Centodieci miliardi di dollari per nuove forniture di armi, con l’obiettivo di far lievitare la commessa fino a 350 miliardi nei prossimi dieci. In più, altri 50 miliardi frutto di un accordo tra un network di società energetiche americane e la Saudi Aramco. Con la visita a Riad del 20 e 21 maggio, nella tappa iniziale del suo primo tour all’estero da capo della Casa Bianca, Donald Trump ha concluso un affare economico molto vantaggioso per gli Stati Uniti.

Quello che ha dovuto cedere in cambio a Riad si rifletterà adesso sul futuro della guerra in Yemen. Un conflitto dimenticato dalla maggior parte dei media internazionali, che dall’inizio del 2015 a oggi ha causato oltre 8mila morti e milioni di sfollati.

In base al patto stretto a Riad, gli USA non interferiranno più nei piani militari di Riad, garantendo anzi un supporto maggiore per ciò che concerne la condivisione di informazioni di intelligence, l’addestramento delle truppe saudite e la conduzione congiunta di operazioni speciali contro cellule jihadiste legate ad AQAP (Al Qaeda nella Penisola Araba) o Stato Islamico operative principalmente nel sud dello Yemen.

Pertanto verranno definitivamente archiviate le denunce – a dire il vero già molto blande ai tempi di Obama – che negli ultimi mesi Washington aveva pronunciato a più riprese per denunciare i massacri di civili causati dai bombardamenti dei caccia sauditi sulle città in mano ai ribelli sciiti Houti, con in testa la capitale Sanaa.

Il confronto con gli Emirati

Trovata a suon di riyal l’intesa win win con gli Stati Uniti, nella gestione della questione yemenita Riad deve però ora trovare un equilibro con gli Emirati Arabi Uniti, “ex alleati” sempre più decisi a giocare un ruolo dominante nel futuro assetto politico del Paese.
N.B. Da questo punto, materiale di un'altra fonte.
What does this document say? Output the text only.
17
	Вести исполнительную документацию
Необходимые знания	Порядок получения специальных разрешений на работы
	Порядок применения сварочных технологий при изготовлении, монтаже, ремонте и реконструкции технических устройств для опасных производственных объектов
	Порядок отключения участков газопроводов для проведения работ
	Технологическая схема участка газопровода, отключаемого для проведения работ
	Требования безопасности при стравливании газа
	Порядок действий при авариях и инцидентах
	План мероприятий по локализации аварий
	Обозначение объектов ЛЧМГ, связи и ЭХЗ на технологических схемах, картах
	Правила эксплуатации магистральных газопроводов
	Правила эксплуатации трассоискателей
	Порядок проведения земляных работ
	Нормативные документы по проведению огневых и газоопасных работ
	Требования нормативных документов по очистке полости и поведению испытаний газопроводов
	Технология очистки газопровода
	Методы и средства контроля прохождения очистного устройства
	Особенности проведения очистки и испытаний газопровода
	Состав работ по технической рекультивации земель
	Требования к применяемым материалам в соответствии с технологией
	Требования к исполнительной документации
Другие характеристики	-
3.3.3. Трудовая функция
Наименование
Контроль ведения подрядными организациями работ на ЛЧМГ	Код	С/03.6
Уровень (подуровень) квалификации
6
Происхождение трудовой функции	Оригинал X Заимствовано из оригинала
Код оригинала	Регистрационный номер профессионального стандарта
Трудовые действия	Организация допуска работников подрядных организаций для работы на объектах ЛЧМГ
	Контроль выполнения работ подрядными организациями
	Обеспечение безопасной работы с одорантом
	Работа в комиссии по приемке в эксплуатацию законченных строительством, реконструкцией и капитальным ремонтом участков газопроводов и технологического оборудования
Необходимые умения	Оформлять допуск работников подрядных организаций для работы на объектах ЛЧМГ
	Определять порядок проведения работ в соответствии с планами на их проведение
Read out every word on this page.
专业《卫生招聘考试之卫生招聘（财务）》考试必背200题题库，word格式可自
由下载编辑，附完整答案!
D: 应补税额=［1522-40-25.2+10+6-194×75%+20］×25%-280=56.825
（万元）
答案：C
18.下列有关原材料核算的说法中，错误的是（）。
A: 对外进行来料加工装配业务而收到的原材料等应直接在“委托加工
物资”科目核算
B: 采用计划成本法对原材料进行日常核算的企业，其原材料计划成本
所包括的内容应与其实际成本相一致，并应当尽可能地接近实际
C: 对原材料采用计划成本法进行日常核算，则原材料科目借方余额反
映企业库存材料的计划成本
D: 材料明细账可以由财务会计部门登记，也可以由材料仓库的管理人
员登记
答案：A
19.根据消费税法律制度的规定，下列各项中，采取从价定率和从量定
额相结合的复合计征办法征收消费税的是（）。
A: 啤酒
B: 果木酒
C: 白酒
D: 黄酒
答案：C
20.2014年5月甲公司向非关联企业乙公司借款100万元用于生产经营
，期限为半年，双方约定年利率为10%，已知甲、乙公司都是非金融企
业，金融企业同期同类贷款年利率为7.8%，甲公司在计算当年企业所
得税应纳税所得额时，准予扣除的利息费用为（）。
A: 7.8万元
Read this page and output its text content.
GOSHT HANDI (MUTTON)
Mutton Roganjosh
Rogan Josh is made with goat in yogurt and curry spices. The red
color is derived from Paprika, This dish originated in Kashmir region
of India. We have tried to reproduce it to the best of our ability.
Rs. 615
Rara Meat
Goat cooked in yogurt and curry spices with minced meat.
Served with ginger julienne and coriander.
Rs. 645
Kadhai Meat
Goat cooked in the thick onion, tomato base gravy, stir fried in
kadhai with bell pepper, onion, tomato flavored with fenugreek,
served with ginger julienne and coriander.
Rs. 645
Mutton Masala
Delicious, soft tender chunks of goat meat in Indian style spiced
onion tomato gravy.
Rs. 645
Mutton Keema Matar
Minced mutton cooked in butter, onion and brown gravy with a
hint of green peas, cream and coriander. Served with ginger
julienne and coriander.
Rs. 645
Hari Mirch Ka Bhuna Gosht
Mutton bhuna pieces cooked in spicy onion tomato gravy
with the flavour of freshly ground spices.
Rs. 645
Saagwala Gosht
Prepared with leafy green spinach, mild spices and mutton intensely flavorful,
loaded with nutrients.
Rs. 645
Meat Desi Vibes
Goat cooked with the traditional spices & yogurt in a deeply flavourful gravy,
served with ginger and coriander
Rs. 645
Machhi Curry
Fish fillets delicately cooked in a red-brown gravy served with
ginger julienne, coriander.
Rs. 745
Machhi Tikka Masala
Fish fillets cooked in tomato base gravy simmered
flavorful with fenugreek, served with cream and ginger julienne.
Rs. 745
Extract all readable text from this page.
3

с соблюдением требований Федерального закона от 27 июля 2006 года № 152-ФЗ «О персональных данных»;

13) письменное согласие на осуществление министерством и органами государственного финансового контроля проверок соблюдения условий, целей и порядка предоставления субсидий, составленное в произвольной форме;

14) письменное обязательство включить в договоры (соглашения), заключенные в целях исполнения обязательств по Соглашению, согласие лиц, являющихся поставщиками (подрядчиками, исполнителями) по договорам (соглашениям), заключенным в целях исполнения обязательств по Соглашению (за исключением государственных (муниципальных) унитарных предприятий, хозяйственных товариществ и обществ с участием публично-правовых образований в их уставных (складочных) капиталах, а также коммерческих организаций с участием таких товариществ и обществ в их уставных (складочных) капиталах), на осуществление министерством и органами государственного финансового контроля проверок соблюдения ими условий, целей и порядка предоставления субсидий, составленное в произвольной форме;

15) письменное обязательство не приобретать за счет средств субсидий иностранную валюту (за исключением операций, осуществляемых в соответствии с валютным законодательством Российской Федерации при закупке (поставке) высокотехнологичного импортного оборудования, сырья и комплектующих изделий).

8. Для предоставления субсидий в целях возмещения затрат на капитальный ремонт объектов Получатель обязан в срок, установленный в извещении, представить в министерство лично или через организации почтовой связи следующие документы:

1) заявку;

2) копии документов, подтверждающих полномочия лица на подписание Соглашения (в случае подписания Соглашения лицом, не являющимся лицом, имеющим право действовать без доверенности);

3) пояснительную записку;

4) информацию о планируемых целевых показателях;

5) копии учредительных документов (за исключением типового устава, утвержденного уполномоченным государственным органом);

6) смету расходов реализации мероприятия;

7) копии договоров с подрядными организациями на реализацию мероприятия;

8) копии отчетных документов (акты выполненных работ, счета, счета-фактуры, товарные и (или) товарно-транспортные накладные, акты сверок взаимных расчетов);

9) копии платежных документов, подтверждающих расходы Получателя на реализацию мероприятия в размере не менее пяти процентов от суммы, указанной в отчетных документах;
Il nuovo Consiglio di Transizione del Sud è stato il principale argomento di discussione tra il vice principe ereditario e ministro della Difesa saudita, Mohammed bin Salman, e il principe ereditario degli Emirati, Mohammed bin Zayed Al Nahyan, incontratisi a Riad lo scorso 21 maggio a margine dei summit che hanno avuto per protagonista l’ospite d’eccezione Donald Trump.

L’istituzione del Consiglio di Transizione del Sud è stata ufficializzata lo scorso 11 maggio con la “benedizione” degli Emirati. È composto da 26 membri, compresi i governatori di cinque provincie meridionali e diversi capi tribali. In sostanza, si tratta di un’autorità governativa rivale del governo legittimo del presidente Abd Rabbo Mansour Hadi, spodestato dagli Houthi e sostenuto invece dall’Arabia Saudita in chiave anti-iraniana. A guidare l’organismo è l’ex governatore di Aden Aidarouss Al Zubaidi, membro di punta del gruppo separatista del sud dello Yemen Al Hirak. Collaborano al suo fianco Challen Al Shaei, ex capo della sicurezza di Aden, e Hani Ben Brik, ex ministro originario del governatorato di Hadramout. Tutti e tre sono stati licenziati poco tempo fa dal presidente Hadi e adesso, assumendo la guida del Consiglio di Transizione del Sud, puntano a ottenere l’indipendenza del sud. Se il loro piano dovesse concretizzarsi, sarebbe un ritorno ai tempi della Repubblica Democratica Popolare dello Yemen, sciolta a seguito dell’unificazione del Paese nel 1990.

Nel faccia a faccia di Riad, Mohammed bin Salman ha ottenuto dagli Emirati la promessa che non sosteranno la causa indipendentista del Consiglio di Transizione del Sud. Ma la sensazione è che la partita sia solo rimandata. Il principale nodo da sciogliere è il destino del presidente Hadi. Gli indipendentisti non intendono riconoscerne l’autorità ad Aden, dove da ormai due anni è stabilito il suo governo.

Hadi rappresenta dunque la pedina che Riad potrebbe essere costretta a sacrificare pur di non rompere definitivamente l’asse con gli Emirati. “Consigliarli” un passo indietro significherebbe per l’Arabia Saudita rinnegare il piano politico su cui ha finora puntato nella fallimentare campagna yemenita. Ma se questa dovesse essere l’unica soluzione per tenere a freno la ribellione degli Houthi, e arginare l’influenza dell’Iran nel Paese, i reali di Casa Saud non si farebbero scrupoli a cambiare strategia. D’altronde, gli affari sono affari. E dopo i massicci investimenti fatti in questa guerra, questo è un affare che Riad non può assolutamente perdere.